自分だけの発想で挑戦し続ける ーー貼るワクチンの研究に挑む/井上浄
井上 浄 北里大学 理学部 生物科学科 助手
「だんぜん研究がおもしろい」 大きくよく通る声。自らの研究について語るとき,自然と力が入る。学生時代から力を入れて進めてきた「ワクチンの開発」 そこで新しいひとつのアイデアを生み出し,現在も挑戦し続けている井上氏。幼少の頃から研究中心の生活を送る父親を見て育った彼にとって,研究は日常の一部だった。
いつも研究がそばにあった
小さな頃,休日に家族で出かけるとき,どこへ行くにも必ず立ち寄る場所があった。それは,脳外科の研究者である父親の研究室。実験のために飼っていた猿にまずバナナを与え,ひと通り仕事を片付けてから釣りやスキーに出かける。今思えば,一家5人の生活はいつだって父親の研究を中心にまわっていた。「研究室の風景もそこへ朝早く向かう父親の後姿も,自分にとっては当たり前のものでした」
小学生の半ばには,父親の研究のためスウェーデンで2年間を過ごし,地元の学校の留学生向けクラスで,日本にいたのでは知りえないほど多様な国籍の友達ができた。
「今でもみんなの名前が思い出せるくらい,そこでの思い出は強烈」 国も年齢も超えて一緒に走り回っていた。
中学生にもなると,周りの友達とのギャップが見え出し,もっと「普通」の生活がしたい,自分は父親のようにはならない,そう思っていたと言う。しかし,高校3年生になって進路を選ぶとき「自分も研究がしたい」 ばく然とでも,それ以外は考えられないふしぎな感覚の自分がいた。
おもしろさを感じたらのめり込む
研究が日常に溶け込んでいた幼少時代,ばく然とした研究への想いを持って進学した大学。「でも,もしかしたら研究じゃなくてもよかったのかもしれない」 何にでもおもしろさや喜びを感じやすい,自分の性格を思うと,そんな考えも浮かんでくると言う。高校から大学時代にかけてずっと同じ仲間とバンドを組み,ひたすらドラムをたたいていた。「プロになれるレベルまでいったのです」おもしろいと思ったら,はまり込む。「もし今の自分が,毎日外回りをする営業マンだったら,そこでたくさんの人に出会えることや,商品を売るための戦略を考えるおもしろさに喜びを感じて,仕事にのめり込んでいったのかもしれない」
大学は薬学部に進学し,4年生になると研究室に通い出した。論文を読み,実験を組み立てていく中で,自分が新たな発見をする喜びを知った。父親や教授など,誰に言われたからやるのではない。「研究がだんぜんおもしろい」ほかの何よりも研究が好きになった。
研究の醍醐味
これまでも,現在も,一貫して病気の治療・予防に利用できるワクチンの開発を目指して研究をしている。「誰かに言われたことをやるのではなく,自分にしか出せない発想を活かして研究をする。それだけはずっと意識しています」
学生時代,ワクチンの開発において,独自のアイデアを生み出した。一般的に,ワクチンの投与には注射を使用するが,井上氏が提案したのは,セロハンテープを使った投与方法だ。皮膚にセロハンテープを貼って,はがすと角質は薄くなる。その部位にワクチンを塗ることで投与するのだ。一見,思いつきにも感じられるこのアイデアを出すまでに,いくつもの文献を読み込み,多くの研究者と対話をした。しかし,当時は,独自のアイデアで研究を行うことを疑問視する声や,実験を進めることを否定する声もあった。
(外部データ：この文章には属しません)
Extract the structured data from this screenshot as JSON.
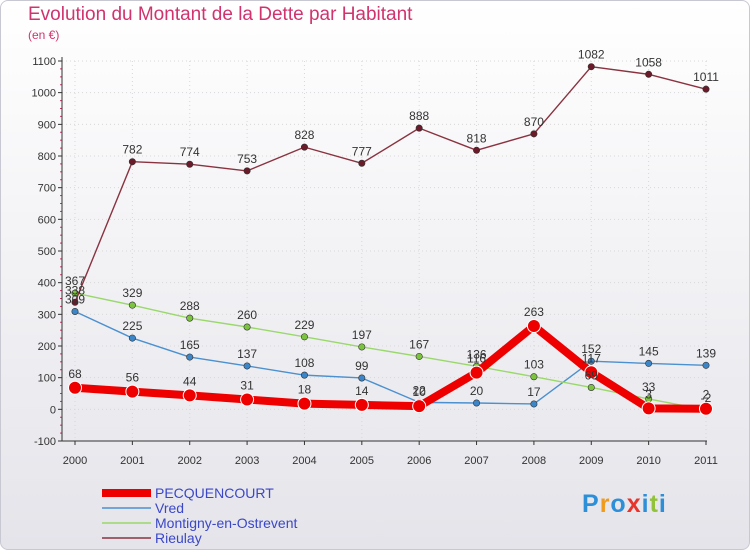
{
  "title": "Evolution du Montant de la Dette par Habitant",
  "subtitle": "(en €)",
  "logo": {
    "text": "Proxiti",
    "colors": [
      "#2e8fd9",
      "#f19b1c",
      "#2e8fd9",
      "#e8352c",
      "#2e8fd9",
      "#92c13c",
      "#2e8fd9"
    ]
  },
  "colors": {
    "title": "#d0336e",
    "grid_dots": "#d8d8d8"
  },
  "chart_data": {
    "type": "line",
    "title": "Evolution du Montant de la Dette par Habitant",
    "xlabel": "",
    "ylabel": "(en €)",
    "ylim": [
      -100,
      1100
    ],
    "yticks": [
      "-100",
      "0",
      "100",
      "200",
      "300",
      "400",
      "500",
      "600",
      "700",
      "800",
      "900",
      "1000",
      "1100"
    ],
    "categories": [
      "2000",
      "2001",
      "2002",
      "2003",
      "2004",
      "2005",
      "2006",
      "2007",
      "2008",
      "2009",
      "2010",
      "2011"
    ],
    "legend": "bottom-left",
    "series": [
      {
        "name": "PECQUENCOURT",
        "color": "#ee0000",
        "thick": true,
        "values": [
          68,
          56,
          44,
          31,
          18,
          14,
          10,
          116,
          263,
          117,
          3,
          2
        ],
        "labels": [
          "68",
          "56",
          "44",
          "31",
          "18",
          "14",
          "10",
          "116",
          "263",
          "117",
          "3",
          "2"
        ]
      },
      {
        "name": "Vred",
        "color": "#4b90cf",
        "dot": "#3a86c8",
        "values": [
          309,
          225,
          165,
          137,
          108,
          99,
          22,
          20,
          17,
          152,
          145,
          139
        ],
        "labels": [
          "309",
          "225",
          "165",
          "137",
          "108",
          "99",
          "22",
          "20",
          "17",
          "152",
          "145",
          "139"
        ]
      },
      {
        "name": "Montigny-en-Ostrevent",
        "color": "#9ad86b",
        "dot": "#7cc43f",
        "values": [
          367,
          329,
          288,
          260,
          229,
          197,
          167,
          136,
          103,
          69,
          33,
          -2
        ],
        "labels": [
          "367",
          "329",
          "288",
          "260",
          "229",
          "197",
          "167",
          "136",
          "103",
          "69",
          "33",
          "-2"
        ]
      },
      {
        "name": "Rieulay",
        "color": "#8a3340",
        "dot": "#6a1a28",
        "values": [
          338,
          782,
          774,
          753,
          828,
          777,
          888,
          818,
          870,
          1082,
          1058,
          1011
        ],
        "labels": [
          "338",
          "782",
          "774",
          "753",
          "828",
          "777",
          "888",
          "818",
          "870",
          "1082",
          "1058",
          "1011"
        ]
      }
    ]
  }
}
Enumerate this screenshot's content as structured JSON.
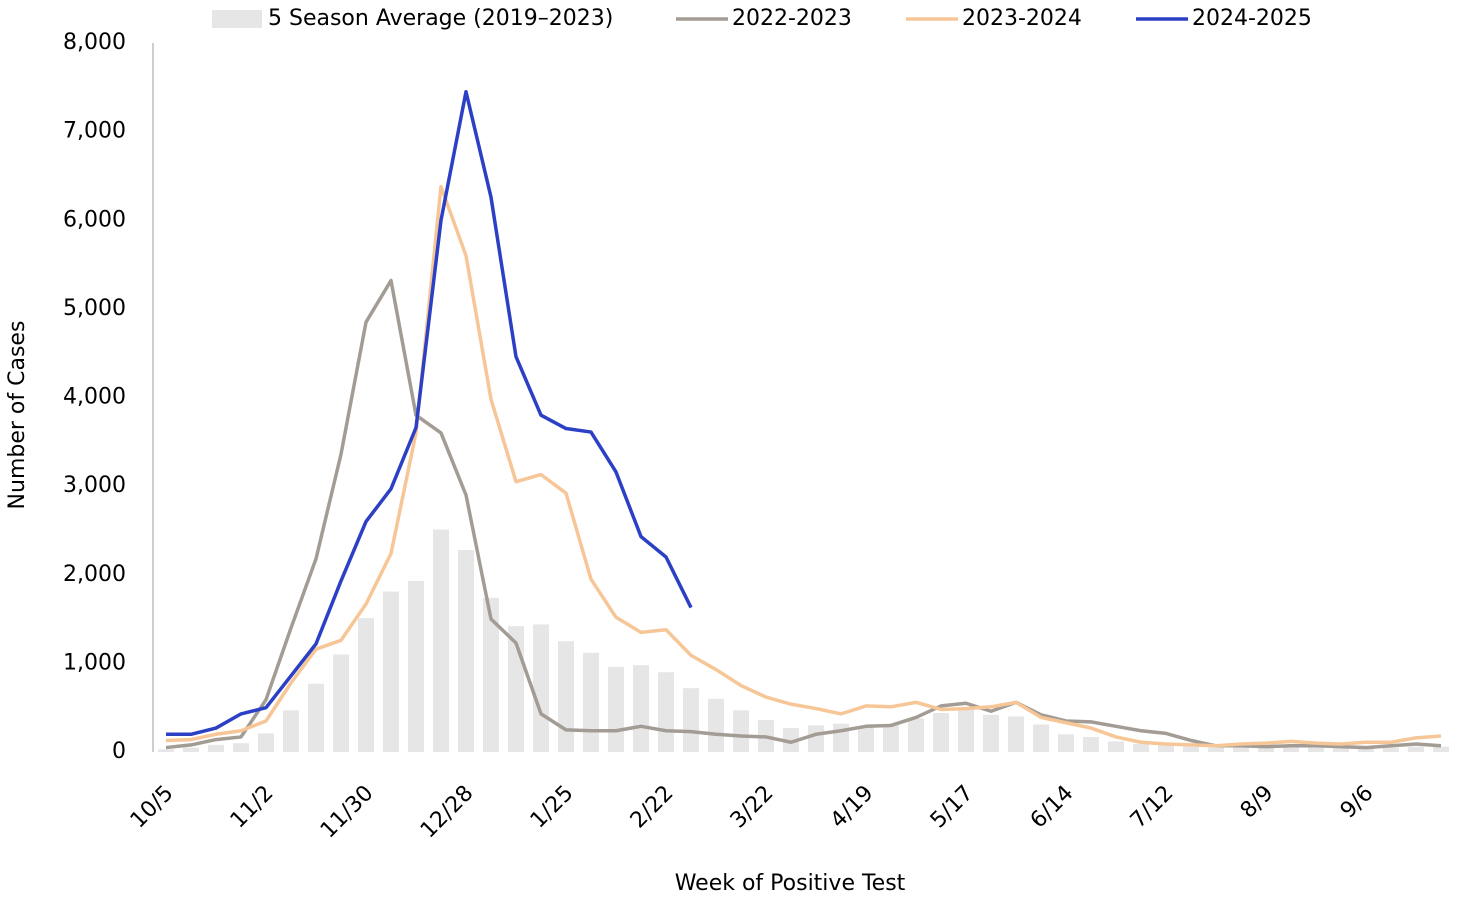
{
  "chart_data": {
    "type": "line",
    "x_label": "Week of Positive Test",
    "y_label": "Number of Cases",
    "categories": [
      "10/5",
      null,
      null,
      null,
      "11/2",
      null,
      null,
      null,
      "11/30",
      null,
      null,
      null,
      "12/28",
      null,
      null,
      null,
      "1/25",
      null,
      null,
      null,
      "2/22",
      null,
      null,
      null,
      "3/22",
      null,
      null,
      null,
      "4/19",
      null,
      null,
      null,
      "5/17",
      null,
      null,
      null,
      "6/14",
      null,
      null,
      null,
      "7/12",
      null,
      null,
      null,
      "8/9",
      null,
      null,
      null,
      "9/6",
      null,
      null,
      null
    ],
    "ylim": [
      0,
      8000
    ],
    "yticks": [
      0,
      {
        "value": 1000,
        "label": "1,000"
      },
      {
        "value": 2000,
        "label": "2,000"
      },
      {
        "value": 3000,
        "label": "3,000"
      },
      {
        "value": 4000,
        "label": "4,000"
      },
      {
        "value": 5000,
        "label": "5,000"
      },
      {
        "value": 6000,
        "label": "6,000"
      },
      {
        "value": 7000,
        "label": "7,000"
      },
      {
        "value": 8000,
        "label": "8,000"
      }
    ],
    "legend": "top",
    "series": [
      {
        "name": "5 Season Average (2019–2023)",
        "type": "bar",
        "color": "#e6e6e6",
        "values": [
          30,
          50,
          80,
          100,
          210,
          470,
          770,
          1100,
          1510,
          1810,
          1930,
          2510,
          2280,
          1740,
          1420,
          1440,
          1250,
          1120,
          960,
          980,
          900,
          720,
          600,
          470,
          360,
          270,
          300,
          320,
          290,
          300,
          380,
          440,
          500,
          420,
          400,
          310,
          200,
          170,
          120,
          90,
          80,
          60,
          50,
          50,
          50,
          50,
          50,
          50,
          50,
          50,
          60,
          60
        ]
      },
      {
        "name": "2022-2023",
        "type": "line",
        "color": "#a29c94",
        "values": [
          50,
          80,
          140,
          170,
          590,
          1400,
          2180,
          3360,
          4850,
          5320,
          3800,
          3600,
          2900,
          1500,
          1230,
          430,
          250,
          240,
          240,
          290,
          240,
          230,
          200,
          180,
          170,
          110,
          200,
          240,
          290,
          300,
          390,
          520,
          550,
          460,
          560,
          420,
          350,
          340,
          290,
          240,
          210,
          130,
          70,
          70,
          60,
          70,
          70,
          60,
          50,
          70,
          90,
          70
        ]
      },
      {
        "name": "2023-2024",
        "type": "line",
        "color": "#f7c697",
        "values": [
          130,
          140,
          200,
          240,
          350,
          780,
          1160,
          1260,
          1670,
          2240,
          3600,
          6380,
          5600,
          3980,
          3050,
          3130,
          2920,
          1950,
          1520,
          1350,
          1380,
          1090,
          930,
          750,
          620,
          540,
          490,
          430,
          520,
          510,
          560,
          480,
          490,
          510,
          560,
          390,
          330,
          270,
          170,
          110,
          90,
          80,
          70,
          90,
          100,
          120,
          100,
          90,
          110,
          110,
          160,
          180
        ]
      },
      {
        "name": "2024-2025",
        "type": "line",
        "color": "#2b40c4",
        "values": [
          200,
          200,
          270,
          430,
          500,
          860,
          1220,
          1930,
          2600,
          2970,
          3660,
          6000,
          7450,
          6260,
          4460,
          3800,
          3650,
          3610,
          3160,
          2430,
          2200,
          1630,
          null,
          null,
          null,
          null,
          null,
          null,
          null,
          null,
          null,
          null,
          null,
          null,
          null,
          null,
          null,
          null,
          null,
          null,
          null,
          null,
          null,
          null,
          null,
          null,
          null,
          null,
          null,
          null,
          null,
          null
        ]
      }
    ]
  }
}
「実際にワクチンとしての効果があることがマウスを使った実験でわかったのです。その瞬間,しびれるほど興奮した」研究の醍醐味は,人の予想をはるかにしのぐ結果を自ら証明した瞬間だ。この魅力に引き込まれた人々が,新しいことを発見し続けている。「生き物がもともと持っている免疫のしくみを利用して,アレルギー・ガン・インフルエンザなどを解決していきたい」掲げた大きな目標が,少しずつ形になっていく。現在,大学の助手としては,かなり若い29歳。今後,もっとたくさんの研究者に出会い,そこからアイデアを生み出していきたいという。
独自の発想を磨き挑戦していくことで,小さな頃から生活に溶け込んでいた研究が,自分の核になった。研究者としてのスタート地点に今,立ったばかりだ。(文・日野愛子)
井上 浄 プロフィール:
東京薬科大学薬学部卒業。東京薬科大学薬学部薬学研究科薬剤学専攻博士課程修了。現在は,北里大学理学部生物科学科生体防御学講座で助手として活躍しながら,株式会社リバネスの研究担当取締役副社長を兼任。著書に「抗体物語」(リバネス出版)などがある。